Tax Planning for the Fiscal Cliff and Beyond – Business and Individual Planning

The holidays will soon be behind us and the new-year-new-you weight-loss ads will start to appear. That means it’s time to begin thinking – and planning – for year-end tax strategies to minimize the April 15th tax bite.

Traditional tax-reduction strategies for businesses include buying new equipment or computers that you can write off quickly, paying bills before year’s end (for those on the cash basis), awarding holiday bonuses to valued employees and setting aside funds for the retirement plan.

But tax planning this year might be a bit different. That’s because of the ongoing tax and spending stalemate in Washington. Known as the fiscal cliff, it refers to a package of Bush-era tax cuts slated to expire after 2012 and two new Medicare taxes targeting higher income taxpayers beginning in 2013. As a result, your deductions may be far more valuable next year.

As Congress and the White House continue to debate the fate of 2013 income taxes, here is what we expect will happen once the dust settles:

Marginal (Ordinary Income) Tax Rates

The marginal tax rate is the rate at which your last dollar of income is taxed. Currently, marginal tax rates range from 10% to 35%. However, it is expected that the tax rules will eventually incorporate marginal rates of 36% and 39.6% on income over $250,000. These rates could become effective as soon as next year.

Capital Gains Rate

The tax rate that applies to long-term capital gains is currently 15%. Expect that rate to increase to 20% beginning in 2013. Most capital gains will also be subject to a new Medicare surtax on investment income discussed below.

Qualified Dividends Rate

Since 2003, dividend income has been taxed at a preferential rate identical to long-term capital gains. Many believe that dividend income will be taxed as ordinary income subject to the taxpayer’s effective marginal tax rate. That means an expected increase from 15% to as high as 39.6%. These dividends may also be subject to the new Medicare surtax on investments.

Medicare Surtaxes

A new Medicare tax of 3.8% that applies to the investment income of higher-income taxpayers could push the Federal tax on interest, dividends and other investment income over 40%.

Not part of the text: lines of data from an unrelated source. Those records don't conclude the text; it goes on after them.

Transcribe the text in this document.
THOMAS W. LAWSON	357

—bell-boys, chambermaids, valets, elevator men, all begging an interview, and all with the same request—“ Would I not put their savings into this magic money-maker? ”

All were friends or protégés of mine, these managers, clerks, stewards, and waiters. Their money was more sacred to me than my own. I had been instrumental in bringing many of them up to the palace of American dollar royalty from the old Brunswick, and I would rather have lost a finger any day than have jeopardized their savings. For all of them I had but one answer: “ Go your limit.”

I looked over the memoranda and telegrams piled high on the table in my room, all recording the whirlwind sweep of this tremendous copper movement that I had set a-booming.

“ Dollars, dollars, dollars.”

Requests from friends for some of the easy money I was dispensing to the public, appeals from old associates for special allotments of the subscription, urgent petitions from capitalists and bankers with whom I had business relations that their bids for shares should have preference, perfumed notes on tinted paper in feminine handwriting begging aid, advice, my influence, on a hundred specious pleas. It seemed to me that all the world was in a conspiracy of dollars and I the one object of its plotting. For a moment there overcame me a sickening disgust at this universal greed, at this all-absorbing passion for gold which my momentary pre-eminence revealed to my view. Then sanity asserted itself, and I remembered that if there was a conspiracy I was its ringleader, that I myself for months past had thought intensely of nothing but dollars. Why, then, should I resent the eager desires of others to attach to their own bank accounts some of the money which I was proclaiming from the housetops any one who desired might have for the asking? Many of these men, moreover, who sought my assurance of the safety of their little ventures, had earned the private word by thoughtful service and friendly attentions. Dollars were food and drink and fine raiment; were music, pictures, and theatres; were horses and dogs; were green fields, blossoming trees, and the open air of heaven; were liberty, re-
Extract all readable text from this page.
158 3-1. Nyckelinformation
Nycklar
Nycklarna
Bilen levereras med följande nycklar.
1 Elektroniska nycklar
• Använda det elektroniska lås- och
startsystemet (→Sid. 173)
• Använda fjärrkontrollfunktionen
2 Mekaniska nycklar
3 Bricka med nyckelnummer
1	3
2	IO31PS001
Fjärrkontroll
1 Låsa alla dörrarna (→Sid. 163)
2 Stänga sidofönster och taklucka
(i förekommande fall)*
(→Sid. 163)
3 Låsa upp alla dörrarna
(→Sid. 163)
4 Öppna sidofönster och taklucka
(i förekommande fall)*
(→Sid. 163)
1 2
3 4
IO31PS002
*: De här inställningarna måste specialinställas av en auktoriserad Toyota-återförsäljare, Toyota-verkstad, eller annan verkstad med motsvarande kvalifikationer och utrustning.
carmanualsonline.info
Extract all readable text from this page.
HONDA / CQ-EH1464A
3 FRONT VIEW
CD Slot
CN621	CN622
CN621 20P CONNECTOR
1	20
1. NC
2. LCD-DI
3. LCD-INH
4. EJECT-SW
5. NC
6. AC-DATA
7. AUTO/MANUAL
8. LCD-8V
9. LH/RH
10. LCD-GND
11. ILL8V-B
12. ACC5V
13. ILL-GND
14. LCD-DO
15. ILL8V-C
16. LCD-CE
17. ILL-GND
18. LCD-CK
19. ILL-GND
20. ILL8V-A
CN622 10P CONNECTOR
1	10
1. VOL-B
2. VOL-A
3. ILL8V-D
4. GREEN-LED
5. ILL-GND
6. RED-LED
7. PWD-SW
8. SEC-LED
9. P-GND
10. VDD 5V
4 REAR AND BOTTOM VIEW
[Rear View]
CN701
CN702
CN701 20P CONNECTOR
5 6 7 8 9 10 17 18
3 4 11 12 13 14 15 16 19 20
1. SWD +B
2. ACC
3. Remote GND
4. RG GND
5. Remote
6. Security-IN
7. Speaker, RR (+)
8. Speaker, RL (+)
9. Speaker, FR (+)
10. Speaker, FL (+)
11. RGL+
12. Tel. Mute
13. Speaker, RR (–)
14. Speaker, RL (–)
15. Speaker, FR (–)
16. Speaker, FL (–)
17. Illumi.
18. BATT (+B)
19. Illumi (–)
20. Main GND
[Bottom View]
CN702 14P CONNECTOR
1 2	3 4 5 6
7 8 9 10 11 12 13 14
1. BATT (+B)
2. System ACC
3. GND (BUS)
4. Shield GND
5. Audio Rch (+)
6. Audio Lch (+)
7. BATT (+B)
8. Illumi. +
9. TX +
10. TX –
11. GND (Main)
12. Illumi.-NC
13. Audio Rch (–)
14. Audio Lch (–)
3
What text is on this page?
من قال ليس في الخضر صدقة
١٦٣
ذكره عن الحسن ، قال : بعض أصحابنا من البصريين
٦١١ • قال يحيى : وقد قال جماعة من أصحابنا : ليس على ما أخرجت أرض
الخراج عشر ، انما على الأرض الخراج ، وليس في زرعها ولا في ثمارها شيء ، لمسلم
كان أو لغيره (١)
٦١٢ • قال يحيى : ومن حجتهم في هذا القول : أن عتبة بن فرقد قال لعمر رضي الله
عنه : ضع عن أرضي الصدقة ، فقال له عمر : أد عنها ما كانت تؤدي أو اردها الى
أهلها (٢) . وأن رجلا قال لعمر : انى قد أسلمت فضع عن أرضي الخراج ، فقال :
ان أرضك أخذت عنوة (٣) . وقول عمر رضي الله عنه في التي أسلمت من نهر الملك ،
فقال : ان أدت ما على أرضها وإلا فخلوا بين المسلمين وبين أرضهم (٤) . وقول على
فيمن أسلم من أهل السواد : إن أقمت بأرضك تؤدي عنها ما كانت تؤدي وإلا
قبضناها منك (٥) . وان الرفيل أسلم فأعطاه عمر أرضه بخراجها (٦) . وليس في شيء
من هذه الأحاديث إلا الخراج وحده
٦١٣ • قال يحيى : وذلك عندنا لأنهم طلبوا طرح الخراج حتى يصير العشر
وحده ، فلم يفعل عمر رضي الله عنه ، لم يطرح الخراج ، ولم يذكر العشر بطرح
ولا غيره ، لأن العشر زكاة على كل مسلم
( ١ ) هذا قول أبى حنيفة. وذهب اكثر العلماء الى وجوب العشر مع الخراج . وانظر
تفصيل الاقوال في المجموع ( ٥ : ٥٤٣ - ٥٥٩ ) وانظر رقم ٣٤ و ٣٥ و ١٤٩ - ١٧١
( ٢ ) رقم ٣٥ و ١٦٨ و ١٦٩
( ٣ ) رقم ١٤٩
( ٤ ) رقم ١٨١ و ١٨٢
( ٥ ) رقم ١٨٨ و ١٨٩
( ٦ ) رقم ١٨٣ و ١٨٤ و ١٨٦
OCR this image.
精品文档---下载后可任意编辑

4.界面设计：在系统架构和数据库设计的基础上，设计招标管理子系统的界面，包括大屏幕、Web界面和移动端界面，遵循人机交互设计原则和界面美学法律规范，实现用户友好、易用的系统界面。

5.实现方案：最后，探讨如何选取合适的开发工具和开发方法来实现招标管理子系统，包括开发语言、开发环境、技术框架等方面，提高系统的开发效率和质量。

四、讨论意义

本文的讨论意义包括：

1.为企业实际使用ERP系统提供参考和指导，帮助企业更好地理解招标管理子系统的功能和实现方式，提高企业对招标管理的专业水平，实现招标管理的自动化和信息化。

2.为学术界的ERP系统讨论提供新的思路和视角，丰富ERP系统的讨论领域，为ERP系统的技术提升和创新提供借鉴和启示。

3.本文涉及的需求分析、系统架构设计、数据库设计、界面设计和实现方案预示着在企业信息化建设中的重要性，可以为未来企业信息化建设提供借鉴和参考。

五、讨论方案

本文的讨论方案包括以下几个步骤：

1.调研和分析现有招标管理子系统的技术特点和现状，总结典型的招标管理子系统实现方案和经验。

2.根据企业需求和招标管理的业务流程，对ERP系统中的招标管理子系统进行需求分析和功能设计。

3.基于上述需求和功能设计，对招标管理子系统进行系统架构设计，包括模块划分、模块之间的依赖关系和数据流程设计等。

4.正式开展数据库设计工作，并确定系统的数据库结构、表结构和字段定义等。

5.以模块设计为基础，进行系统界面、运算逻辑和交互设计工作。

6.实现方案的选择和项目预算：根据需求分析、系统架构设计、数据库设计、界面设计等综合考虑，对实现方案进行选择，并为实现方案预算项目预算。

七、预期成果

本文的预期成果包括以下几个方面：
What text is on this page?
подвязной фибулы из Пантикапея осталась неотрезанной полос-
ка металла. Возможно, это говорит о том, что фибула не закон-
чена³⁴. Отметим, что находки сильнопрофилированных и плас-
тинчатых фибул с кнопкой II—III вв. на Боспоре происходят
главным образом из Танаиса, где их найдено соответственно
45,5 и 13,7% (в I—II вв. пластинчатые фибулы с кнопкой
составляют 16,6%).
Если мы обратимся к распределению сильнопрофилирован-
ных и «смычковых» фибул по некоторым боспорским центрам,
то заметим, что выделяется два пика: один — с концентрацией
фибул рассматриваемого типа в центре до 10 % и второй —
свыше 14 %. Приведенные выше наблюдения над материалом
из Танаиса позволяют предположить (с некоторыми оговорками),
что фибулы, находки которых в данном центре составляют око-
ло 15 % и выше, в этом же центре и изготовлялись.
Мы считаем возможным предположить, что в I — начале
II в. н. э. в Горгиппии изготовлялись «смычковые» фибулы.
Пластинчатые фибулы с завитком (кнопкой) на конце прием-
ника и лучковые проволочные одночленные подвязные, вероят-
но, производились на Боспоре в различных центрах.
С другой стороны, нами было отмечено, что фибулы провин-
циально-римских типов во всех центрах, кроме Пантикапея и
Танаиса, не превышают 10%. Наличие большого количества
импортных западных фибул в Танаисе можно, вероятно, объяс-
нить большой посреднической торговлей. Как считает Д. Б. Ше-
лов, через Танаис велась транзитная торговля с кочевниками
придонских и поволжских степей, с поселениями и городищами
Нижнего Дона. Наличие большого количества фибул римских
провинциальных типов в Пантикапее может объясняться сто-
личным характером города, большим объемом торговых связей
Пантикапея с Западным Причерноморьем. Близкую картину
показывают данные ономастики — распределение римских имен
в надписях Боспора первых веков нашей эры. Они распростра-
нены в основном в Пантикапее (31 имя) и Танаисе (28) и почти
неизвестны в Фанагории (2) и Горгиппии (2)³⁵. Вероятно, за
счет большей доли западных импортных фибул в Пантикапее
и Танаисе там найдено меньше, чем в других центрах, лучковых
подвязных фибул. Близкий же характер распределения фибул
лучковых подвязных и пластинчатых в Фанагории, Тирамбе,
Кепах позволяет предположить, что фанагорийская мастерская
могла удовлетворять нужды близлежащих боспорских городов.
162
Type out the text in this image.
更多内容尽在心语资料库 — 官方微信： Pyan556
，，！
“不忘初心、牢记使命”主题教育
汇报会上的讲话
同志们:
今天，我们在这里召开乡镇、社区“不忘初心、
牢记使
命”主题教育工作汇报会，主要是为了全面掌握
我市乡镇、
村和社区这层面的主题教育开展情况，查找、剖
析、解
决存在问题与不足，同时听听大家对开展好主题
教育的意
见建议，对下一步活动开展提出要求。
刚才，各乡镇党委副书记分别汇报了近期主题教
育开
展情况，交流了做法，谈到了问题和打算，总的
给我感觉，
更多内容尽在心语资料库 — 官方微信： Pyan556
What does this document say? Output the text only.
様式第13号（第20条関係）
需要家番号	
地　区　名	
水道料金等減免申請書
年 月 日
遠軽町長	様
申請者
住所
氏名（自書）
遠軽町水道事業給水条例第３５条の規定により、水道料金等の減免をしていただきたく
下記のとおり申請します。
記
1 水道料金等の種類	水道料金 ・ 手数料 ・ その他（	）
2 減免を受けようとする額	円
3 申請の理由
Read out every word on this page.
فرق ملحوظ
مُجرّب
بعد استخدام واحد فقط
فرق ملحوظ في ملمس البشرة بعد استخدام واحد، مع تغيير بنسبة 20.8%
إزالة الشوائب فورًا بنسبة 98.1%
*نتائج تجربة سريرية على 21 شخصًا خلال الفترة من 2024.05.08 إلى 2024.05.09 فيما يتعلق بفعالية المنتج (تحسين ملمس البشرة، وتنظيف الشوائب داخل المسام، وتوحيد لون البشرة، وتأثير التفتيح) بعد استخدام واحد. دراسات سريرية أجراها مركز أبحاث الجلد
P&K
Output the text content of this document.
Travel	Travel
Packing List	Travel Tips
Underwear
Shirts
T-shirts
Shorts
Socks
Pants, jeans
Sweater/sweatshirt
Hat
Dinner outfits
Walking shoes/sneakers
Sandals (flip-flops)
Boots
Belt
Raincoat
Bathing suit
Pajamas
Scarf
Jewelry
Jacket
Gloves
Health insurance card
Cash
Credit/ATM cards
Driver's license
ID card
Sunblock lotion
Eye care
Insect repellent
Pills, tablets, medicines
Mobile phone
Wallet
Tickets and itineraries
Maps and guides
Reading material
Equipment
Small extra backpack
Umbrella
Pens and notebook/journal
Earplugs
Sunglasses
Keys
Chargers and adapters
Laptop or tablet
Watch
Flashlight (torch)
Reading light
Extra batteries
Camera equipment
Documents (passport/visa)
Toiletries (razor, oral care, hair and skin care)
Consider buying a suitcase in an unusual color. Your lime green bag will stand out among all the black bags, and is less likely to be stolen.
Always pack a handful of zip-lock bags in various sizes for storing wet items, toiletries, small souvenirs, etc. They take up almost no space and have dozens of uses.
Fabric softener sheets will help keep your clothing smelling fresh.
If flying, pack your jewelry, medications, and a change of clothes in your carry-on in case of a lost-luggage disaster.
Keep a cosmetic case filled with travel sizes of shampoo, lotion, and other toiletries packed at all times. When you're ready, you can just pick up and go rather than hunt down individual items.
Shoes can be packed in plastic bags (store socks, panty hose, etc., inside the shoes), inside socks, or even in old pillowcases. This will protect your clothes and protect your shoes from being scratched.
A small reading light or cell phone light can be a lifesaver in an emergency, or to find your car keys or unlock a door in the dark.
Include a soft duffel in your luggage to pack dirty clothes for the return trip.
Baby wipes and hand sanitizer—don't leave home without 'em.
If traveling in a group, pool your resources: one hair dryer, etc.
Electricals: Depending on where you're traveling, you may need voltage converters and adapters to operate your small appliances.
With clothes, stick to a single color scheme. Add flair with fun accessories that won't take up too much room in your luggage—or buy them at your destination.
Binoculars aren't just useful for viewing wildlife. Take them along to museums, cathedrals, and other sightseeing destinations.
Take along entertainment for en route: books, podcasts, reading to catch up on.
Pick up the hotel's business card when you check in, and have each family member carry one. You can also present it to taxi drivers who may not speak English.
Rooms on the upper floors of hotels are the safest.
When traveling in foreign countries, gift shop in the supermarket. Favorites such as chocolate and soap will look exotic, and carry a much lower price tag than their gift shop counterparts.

Single taxpayers making $200,000 or more and married taxpayers making $250,000 or more are subject to this new tax beginning next year. Additionally, a new wage surtax of 0.9% targets wages over $200,000 ($250,000 for married taxpayers).

Itemized Deductions

Finally, lawmakers are also reviewing proposals to limit the deductions of higher income taxpayers as a way of broadening the income tax base. This limitation may take the form of a fixed percentage (one proposal limits the itemized deductions for high income taxpayers to 28% of income) or a fixed amount (another proposal limits itemized deductions to $50,000).

While it still may make sense to defer income and accelerate deductions, consider doingthe opposite in order to achieve the greatest tax savings over time. Seek the advice of a skilled tax advisor to design and implement the best financial strategy to ensure the long-term health of you and your business.

Whether Uncle Sam falls over the cliff or is stopped short, you still need to start planning today.